OK, larger LM. I'll try that too.

mayhewsw commented 5 years ago

I got 11.04 for fr-en. I will try with a larger language model.

mayhewsw commented 5 years ago

I tried a large LM for de-en. The original LM was trained on 10M lines of text. I trained one on 100M lines, and the performance went up only slightly: 11.11.

mayhewsw commented 5 years ago

Could it be the seed dictionary for the alignments? I had been using "identical_char", but I've seen much better results (13 BLEU) when I use "default" option, which uses a small dictionary. Maybe with the whole dictionary it gets to 15.

glample commented 5 years ago

Interesting that you get such a difference with the seed dictionary over identical_char. In En-De identical_char should return almost as good dictionary (if not better) than with seed. Are you also using the iterative refinement procedure? What accuracy do you get on De-En / En-De word translation with seed / identical char? It should be very similar.

mayhewsw commented 5 years ago

All my experiments are de-en.

For the identical_char dictionary, I did all 5 refinements, and the output of the best iteration (5) is:

Starting iteration 5... Building the train dictionary ... New train dictionary of 3844 pairs. Found 2814 pairs of words in the dictionary (1489 unique). 13 other pairs contained at least one unknown word (0 in lang1, 13 in lang2) 1489 source words - nn - Precision at k = 1: 62.525185 1489 source words - nn - Precision at k = 5: 77.098724 1489 source words - nn - Precision at k = 10: 81.329752 Found 2814 pairs of words in the dictionary (1489 unique). 13 other pairs contained at least one unknown word (0 in lang1, 13 in lang2) 1489 source words - csls_knn_10 - Precision at k = 1: 67.159167 1489 source words - csls_knn_10 - Precision at k = 5: 80.926797 1489 source words - csls_knn_10 - Precision at k = 10: 84.687710

For the seed dictionary ("default"), I only did one iteration, and the output of the best iteration (0) is:

Found 2814 pairs of words in the dictionary (1489 unique). 13 other pairs contained at least one unknown word (0 in lang1, 13 in lang2) 1489 source words - nn - Precision at k = 1: 66.756212 1489 source words - nn - Precision at k = 5: 81.061115 1489 source words - nn - Precision at k = 10: 85.963734 Found 2814 pairs of words in the dictionary (1489 unique). 13 other pairs contained at least one unknown word (0 in lang1, 13 in lang2) 1489 source words - csls_knn_10 - Precision at k = 1: 71.591672 1489 source words - csls_knn_10 - Precision at k = 5: 83.948959 1489 source words - csls_knn_10 - Precision at k = 10: 87.642713

FWIW, the supervised numbers are pretty close to those found in Table 1 of (Conneau 2017).

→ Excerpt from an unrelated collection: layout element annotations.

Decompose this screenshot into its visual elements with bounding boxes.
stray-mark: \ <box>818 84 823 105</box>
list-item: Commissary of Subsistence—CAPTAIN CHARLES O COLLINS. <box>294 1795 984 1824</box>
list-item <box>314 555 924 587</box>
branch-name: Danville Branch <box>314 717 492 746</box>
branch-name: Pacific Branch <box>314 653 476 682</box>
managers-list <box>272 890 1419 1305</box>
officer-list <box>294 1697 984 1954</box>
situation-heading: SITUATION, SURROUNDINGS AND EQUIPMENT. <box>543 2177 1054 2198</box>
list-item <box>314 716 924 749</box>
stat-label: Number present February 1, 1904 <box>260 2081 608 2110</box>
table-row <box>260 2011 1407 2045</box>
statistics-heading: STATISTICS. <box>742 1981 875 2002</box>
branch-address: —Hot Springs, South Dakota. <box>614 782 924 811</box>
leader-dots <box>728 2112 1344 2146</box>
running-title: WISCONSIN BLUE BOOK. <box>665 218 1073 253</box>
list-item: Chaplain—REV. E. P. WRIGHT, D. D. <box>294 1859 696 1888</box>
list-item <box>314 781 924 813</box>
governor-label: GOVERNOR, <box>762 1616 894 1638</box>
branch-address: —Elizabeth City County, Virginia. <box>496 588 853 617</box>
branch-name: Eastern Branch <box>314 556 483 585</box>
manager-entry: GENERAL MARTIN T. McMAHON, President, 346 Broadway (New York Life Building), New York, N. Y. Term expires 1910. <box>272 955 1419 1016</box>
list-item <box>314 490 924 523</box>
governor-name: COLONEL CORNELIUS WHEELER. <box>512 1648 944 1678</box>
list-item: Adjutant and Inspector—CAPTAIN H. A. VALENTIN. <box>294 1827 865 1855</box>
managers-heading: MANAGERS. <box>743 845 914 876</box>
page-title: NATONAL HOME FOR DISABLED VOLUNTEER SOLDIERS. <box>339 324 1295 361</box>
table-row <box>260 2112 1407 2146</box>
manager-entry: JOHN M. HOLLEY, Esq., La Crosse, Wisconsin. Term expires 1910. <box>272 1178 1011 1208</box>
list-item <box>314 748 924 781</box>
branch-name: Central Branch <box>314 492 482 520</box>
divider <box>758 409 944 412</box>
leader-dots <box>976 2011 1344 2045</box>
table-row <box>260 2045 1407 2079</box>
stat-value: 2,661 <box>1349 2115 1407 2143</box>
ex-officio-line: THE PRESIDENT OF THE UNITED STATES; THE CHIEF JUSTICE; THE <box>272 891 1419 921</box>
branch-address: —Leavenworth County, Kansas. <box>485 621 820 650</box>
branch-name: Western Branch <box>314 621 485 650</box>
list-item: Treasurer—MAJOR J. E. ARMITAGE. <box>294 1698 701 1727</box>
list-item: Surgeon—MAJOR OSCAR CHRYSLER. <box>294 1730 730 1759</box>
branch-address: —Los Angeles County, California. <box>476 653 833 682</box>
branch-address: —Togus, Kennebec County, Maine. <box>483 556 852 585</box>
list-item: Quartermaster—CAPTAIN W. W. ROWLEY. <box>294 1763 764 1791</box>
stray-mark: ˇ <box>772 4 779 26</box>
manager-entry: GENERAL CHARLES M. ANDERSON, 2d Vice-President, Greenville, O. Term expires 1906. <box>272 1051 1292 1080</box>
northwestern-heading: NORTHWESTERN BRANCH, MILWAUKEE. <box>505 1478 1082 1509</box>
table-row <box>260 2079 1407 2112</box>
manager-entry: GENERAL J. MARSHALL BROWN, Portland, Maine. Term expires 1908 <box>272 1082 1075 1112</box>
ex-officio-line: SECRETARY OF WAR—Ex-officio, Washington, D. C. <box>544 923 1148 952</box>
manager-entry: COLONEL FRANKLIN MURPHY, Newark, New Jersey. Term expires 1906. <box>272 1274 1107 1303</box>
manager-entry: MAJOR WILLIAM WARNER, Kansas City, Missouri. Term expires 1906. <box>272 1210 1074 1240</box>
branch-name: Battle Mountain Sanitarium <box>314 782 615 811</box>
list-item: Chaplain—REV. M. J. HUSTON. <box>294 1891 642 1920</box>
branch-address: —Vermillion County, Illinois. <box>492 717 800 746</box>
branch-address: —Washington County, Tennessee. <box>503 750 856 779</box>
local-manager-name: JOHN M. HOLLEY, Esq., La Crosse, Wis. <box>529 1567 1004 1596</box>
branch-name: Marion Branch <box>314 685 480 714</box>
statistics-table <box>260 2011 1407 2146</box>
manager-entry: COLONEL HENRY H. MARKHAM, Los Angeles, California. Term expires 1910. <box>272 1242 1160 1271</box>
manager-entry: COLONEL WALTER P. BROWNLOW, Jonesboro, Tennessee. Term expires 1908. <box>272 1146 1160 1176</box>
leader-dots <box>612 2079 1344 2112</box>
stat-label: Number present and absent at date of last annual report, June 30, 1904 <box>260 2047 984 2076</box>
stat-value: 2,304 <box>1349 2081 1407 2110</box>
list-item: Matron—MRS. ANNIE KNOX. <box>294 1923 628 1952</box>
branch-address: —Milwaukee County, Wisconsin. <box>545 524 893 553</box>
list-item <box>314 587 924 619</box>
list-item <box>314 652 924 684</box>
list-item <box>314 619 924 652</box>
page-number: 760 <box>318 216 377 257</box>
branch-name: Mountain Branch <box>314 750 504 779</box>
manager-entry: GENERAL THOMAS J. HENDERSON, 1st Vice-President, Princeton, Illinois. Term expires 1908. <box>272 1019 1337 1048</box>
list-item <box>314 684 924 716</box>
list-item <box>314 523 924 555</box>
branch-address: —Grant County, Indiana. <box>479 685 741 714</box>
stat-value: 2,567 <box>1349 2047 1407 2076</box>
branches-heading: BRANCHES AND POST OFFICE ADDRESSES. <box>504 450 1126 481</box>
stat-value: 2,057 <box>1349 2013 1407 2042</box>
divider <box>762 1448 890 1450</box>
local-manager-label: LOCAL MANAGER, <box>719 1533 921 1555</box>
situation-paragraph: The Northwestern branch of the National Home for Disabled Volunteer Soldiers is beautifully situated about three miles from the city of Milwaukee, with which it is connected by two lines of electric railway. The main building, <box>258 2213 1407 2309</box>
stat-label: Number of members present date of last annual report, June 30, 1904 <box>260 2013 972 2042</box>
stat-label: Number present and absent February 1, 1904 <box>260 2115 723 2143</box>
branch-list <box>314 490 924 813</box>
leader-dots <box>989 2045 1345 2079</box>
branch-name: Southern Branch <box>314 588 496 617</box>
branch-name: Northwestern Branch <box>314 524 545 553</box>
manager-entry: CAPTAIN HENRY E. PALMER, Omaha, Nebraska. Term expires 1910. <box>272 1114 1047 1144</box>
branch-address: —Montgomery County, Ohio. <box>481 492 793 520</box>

mayhewsw commented 5 years ago

Regarding the vectors: the paper talks about n-grams in the vectors (with examples in Table 1). How did you get these? The common crawl vectors that the scripts in this repo download don't have n-gram phrases in them.

glample commented 5 years ago

We used the word2phrase code of Mikolov to generate n-grams, then applied fastText on the generated corpus of n-grams: https://github.com/tmikolov/word2vec

mayhewsw commented 5 years ago

Got it. Thanks. Any chance these vectors are available for download?

glample commented 5 years ago

Unfortunately I don't have anything left of this data, sorry about that :/

kellymarchisio commented 5 years ago

@mayhewsw - did you get your PBSMT to work? how'd you do it?

kellymarchisio commented 5 years ago

I achieved a 13.5 BLEU on En-FR PBSMT, but only after changing to --dico_train default, so this uses a seed dictionary and isn't fully unsupervised. @glample, you mentioned the fasttext embeddings had been updated and you'd hoped they were better - do you have the old ones? I'll test this hypothesis.